Fusce suscipit molestie rhoncus. Fusce nec tristique purus. Vestibulum ante ipsum primis in
faucibus orci luctus et ultrices posuere cubilia Curae; Phasellus mi leo, pharetra vitae
nunc vitae, imperdiet tincidunt dui. Cras placerat pulvinar massa, non tincidunt eros auctor ac.
standard\_min\_confidence\_threshold\_for\_{} Ut molestie convallis dui, a malesuada nunc
aliquet et. standard\_min\_confidence\_threshold\_for\_{} Aliquam rhoncus diam a nunc volutpat
mollis. Fusce mattis congue diam, in porttitor sem. Nam ut eros et urna consectetur sollicitudin.
Cras mollis pulvinar dui, porta auctor diam ultricies a. Morbi ultricies gravida nisl vel ornare.
Pellentesque habitant morbi tristique senectus et netus et malesuada fames ac turpis egestas.
Nunc accumsan scelerisque magna, vel venenatis metus aliquam ornare. Vivamus sed mollis ipsum.
\end{document}

gives

microtype

Maybe also sloppypar is what you want to put around your paragraphs with the long words. It will look ugly and manual breaking the long words is certainly better, though at least you cannot have too long lines anymore.

\documentclass{article}
\begin{document}
\begin{sloppypar}
Lorem ipsum dolor sit amet, consectetur adipiscing elit. Donec ultricies volutpat rhoncus.
Fusce suscipit molestie rhoncus. Fusce nec tristique purus. Vestibulum ante ipsum primis in
faucibus orci luctus et ultrices posuere cubilia Curae; Phasellus mi leo, pharetra vitae
nunc vitae, imperdiet tincidunt dui. Cras placerat pulvinar massa, non tincidunt eros auctor ac.
standard\_min\_confidence\_threshold\_for\_{} Ut molestie convallis dui, a malesuada nunc
aliquet et. standard\_min\_confidence\_threshold\_for\_{} Aliquam rhoncus diam a nunc volutpat
mollis.
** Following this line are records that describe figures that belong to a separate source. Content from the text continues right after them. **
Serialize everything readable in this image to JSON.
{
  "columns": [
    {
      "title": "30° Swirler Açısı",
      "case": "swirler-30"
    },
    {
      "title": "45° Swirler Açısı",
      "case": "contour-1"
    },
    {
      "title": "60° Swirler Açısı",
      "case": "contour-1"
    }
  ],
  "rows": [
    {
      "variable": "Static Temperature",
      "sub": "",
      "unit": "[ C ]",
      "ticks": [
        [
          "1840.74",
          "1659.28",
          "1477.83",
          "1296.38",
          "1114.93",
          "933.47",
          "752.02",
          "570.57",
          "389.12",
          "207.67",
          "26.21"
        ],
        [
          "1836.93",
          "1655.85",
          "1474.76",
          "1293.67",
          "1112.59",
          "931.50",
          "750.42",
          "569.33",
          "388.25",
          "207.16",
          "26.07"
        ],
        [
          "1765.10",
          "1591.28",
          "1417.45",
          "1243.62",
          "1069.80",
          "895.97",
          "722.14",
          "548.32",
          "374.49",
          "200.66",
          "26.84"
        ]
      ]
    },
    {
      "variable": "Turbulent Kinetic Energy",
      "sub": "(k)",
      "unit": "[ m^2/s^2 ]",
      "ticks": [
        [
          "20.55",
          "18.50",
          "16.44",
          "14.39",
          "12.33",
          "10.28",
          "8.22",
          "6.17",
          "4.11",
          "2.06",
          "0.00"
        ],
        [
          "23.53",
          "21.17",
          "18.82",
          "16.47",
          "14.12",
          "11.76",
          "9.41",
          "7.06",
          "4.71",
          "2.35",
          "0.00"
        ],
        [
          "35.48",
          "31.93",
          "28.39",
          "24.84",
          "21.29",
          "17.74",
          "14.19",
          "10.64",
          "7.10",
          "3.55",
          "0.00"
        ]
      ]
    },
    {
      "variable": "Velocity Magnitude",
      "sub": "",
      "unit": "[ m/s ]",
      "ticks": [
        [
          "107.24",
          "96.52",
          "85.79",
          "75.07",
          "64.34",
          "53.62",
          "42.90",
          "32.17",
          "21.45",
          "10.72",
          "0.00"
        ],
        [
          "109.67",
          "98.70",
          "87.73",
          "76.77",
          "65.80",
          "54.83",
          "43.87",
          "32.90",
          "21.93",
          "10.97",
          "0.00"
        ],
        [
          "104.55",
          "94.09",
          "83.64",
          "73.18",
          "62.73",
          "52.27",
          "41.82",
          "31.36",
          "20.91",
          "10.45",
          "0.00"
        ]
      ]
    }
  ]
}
Fusce mattis congue diam, in porttitor sem. Nam ut eros et urna consectetur sollicitudin.
Cras mollis pulvinar dui, porta auctor diam ultricies a. Morbi ultricies gravida nisl vel ornare.
Pellentesque habitant morbi tristique senectus et netus et malesuada fames ac turpis egestas.
Nunc accumsan scelerisque magna, vel venenatis metus aliquam ornare. Vivamus sed mollis ipsum.
\end{sloppypar}
\end{document}

Then you get

sloppypar

instead of this without sloppypar

nosloppypar

  • OK, now you added microtype. I will delete my answer. :-) – user11232 Jan 22 '15 at 14:14
  • It's ok. We probably edited it at the same time ;) – senegrom Jan 22 '15 at 14:15
8

I found the answer to my own question here: How can I make my text never go over the right margin by always hyphenating or breaking on word-boundaries?

The trick is to add \sloppy right after \begin{document}. That did the trick for me.